Simyacı, yıllar boyu herkesten övgülerle duyduğum bir kitaptı. Okumak için geç kaldığımı bile düşünüyorum ancak hiçbir zaman hiçbir şey için geç değildir! Kitabın akıcılığı ve dili çok güzeldi, çok kısa bir sürede bitirdim ve yıllardan beri bana önerildiği gibi ben de dostlarıma önermeye başladım.
Baş kahramanımız çoban Santiago, gördüğü rüyaların ve karşısına çıkan ve onu bu maceraya teşvik eden insanların etkisiyle bir maceraya atılıyor.
Kitabı okurken hangi kategoriye koyacağımı bilemedim; evet kişisel menkıbemiz, hayallerimiz gerçekleştirilmeyi bekliyor, bunları gerçekleştirmek isteyen insanlar için ilham verici bir kitap. Ancak sanırım çoğu kişiden farklı olarak ben bir macera kitabı olarak gördüm Simyacı’yı. Şöyle de söyleyebilirim; ben bu macerada karşımıza çıkan her insanın, her hayvanın, çölün, dükkanların… bunların hepsinin bizi ne kadar eğitebileceği ve bize neler öğretebileceğini gördüm.
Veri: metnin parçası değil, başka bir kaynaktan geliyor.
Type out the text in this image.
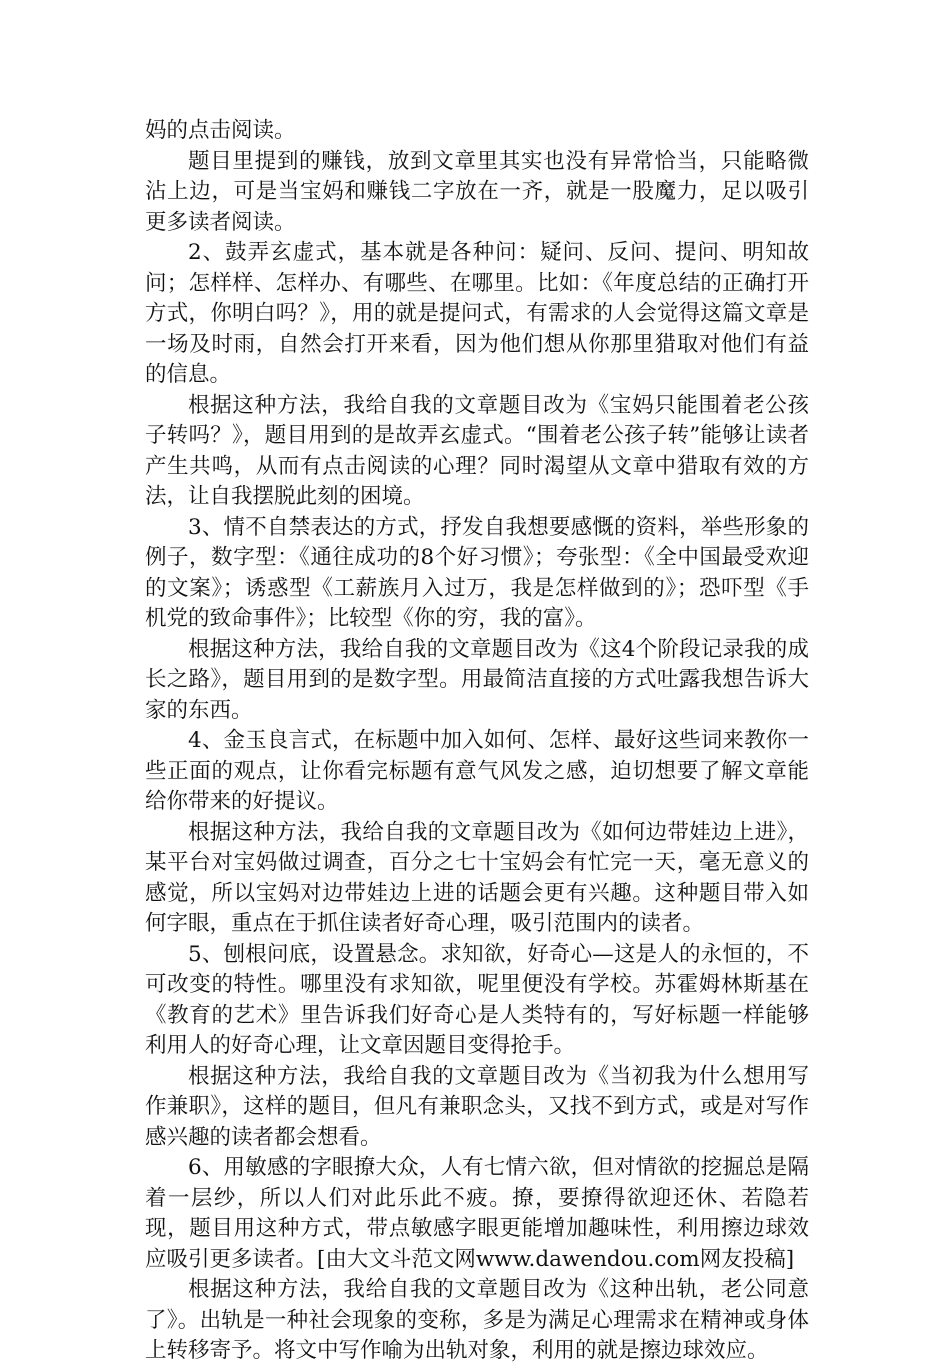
妈的点击阅读。

题目里提到的赚钱，放到文章里其实也没有异常恰当，只能略微沾上边，可是当宝妈和赚钱二字放在一齐，就是一股魔力，足以吸引更多读者阅读。

2、鼓弄玄虚式，基本就是各种问：疑问、反问、提问、明知故问；怎样样、怎样办、有哪些、在哪里。比如：《年度总结的正确打开方式，你明白吗？》，用的就是提问式，有需求的人会觉得这篇文章是一场及时雨，自然会打开来看，因为他们想从你那里猎取对他们有益的信息。

根据这种方法，我给自我的文章题目改为《宝妈只能围着老公孩子转吗？》，题目用到的是故弄玄虚式。“围着老公孩子转”能够让读者产生共鸣，从而有点击阅读的心理？同时渴望从文章中猎取有效的方法，让自我摆脱此刻的困境。

3、情不自禁表达的方式，抒发自我想要感慨的资料，举些形象的例子，数字型：《通往成功的8个好习惯》；夸张型：《全中国最受欢迎的文案》；诱惑型《工薪族月入过万，我是怎样做到的》；恐吓型《手机党的致命事件》；比较型《你的穷，我的富》。

根据这种方法，我给自我的文章题目改为《这4个阶段记录我的成长之路》，题目用到的是数字型。用最简洁直接的方式吐露我想告诉大家的东西。

4、金玉良言式，在标题中加入如何、怎样、最好这些词来教你一些正面的观点，让你看完标题有意气风发之感，迫切想要了解文章能给你带来的好提议。

根据这种方法，我给自我的文章题目改为《如何边带娃边上进》，某平台对宝妈做过调查，百分之七十宝妈会有忙完一天，毫无意义的感觉，所以宝妈对边带娃边上进的话题会更有兴趣。这种题目带入如何字眼，重点在于抓住读者好奇心理，吸引范围内的读者。

5、刨根问底，设置悬念。求知欲，好奇心—这是人的永恒的，不可改变的特性。哪里没有求知欲，呢里便没有学校。苏霍姆林斯基在《教育的艺术》里告诉我们好奇心是人类特有的，写好标题一样能够利用人的好奇心理，让文章因题目变得抢手。

根据这种方法，我给自我的文章题目改为《当初我为什么想用写作兼职》，这样的题目，但凡有兼职念头，又找不到方式，或是对写作感兴趣的读者都会想看。

6、用敏感的字眼撩大众，人有七情六欲，但对情欲的挖掘总是隔着一层纱，所以人们对此乐此不疲。撩，要撩得欲迎还休、若隐若现，题目用这种方式，带点敏感字眼更能增加趣味性，利用擦边球效应吸引更多读者。[由大文斗范文网www.dawendou.com网友投稿]

根据这种方法，我给自我的文章题目改为《这种出轨，老公同意了》。出轨是一种社会现象的变称，多是为满足心理需求在精神或身体上转移寄予。将文中写作喻为出轨对象，利用的就是擦边球效应。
Benim için bu kitabın beni etkileyen yanı buydu. Karşımıza çıkan her şeyden, herkesten kendimize bir şeyler katabilme durumu.
Kitabın sevdiğim bir diğer yanı da şu oldu: Santiago’nun yaşadığı her şeyde yanında ben de vardım, ben de şaşırdım, ben de üzüldüm, ben de pes ettim… Kitabın okuyucuya sunduğu hisleri yaşama durumu için bile Simyacı’nın okunabileceğini düşünüyorum. Ve şunu da söylemeliyim ki uzun zamandır hiçbir kitabın yüzümde bu kadar tebessüm yarattığını da görmemiştim. Benim için çok güzel bir deneyimdi; “Simyacı’yı okumak, herkes daha uykudayken şafak vakti uyanıp güneşin doğuşunu izlemeye benziyor”.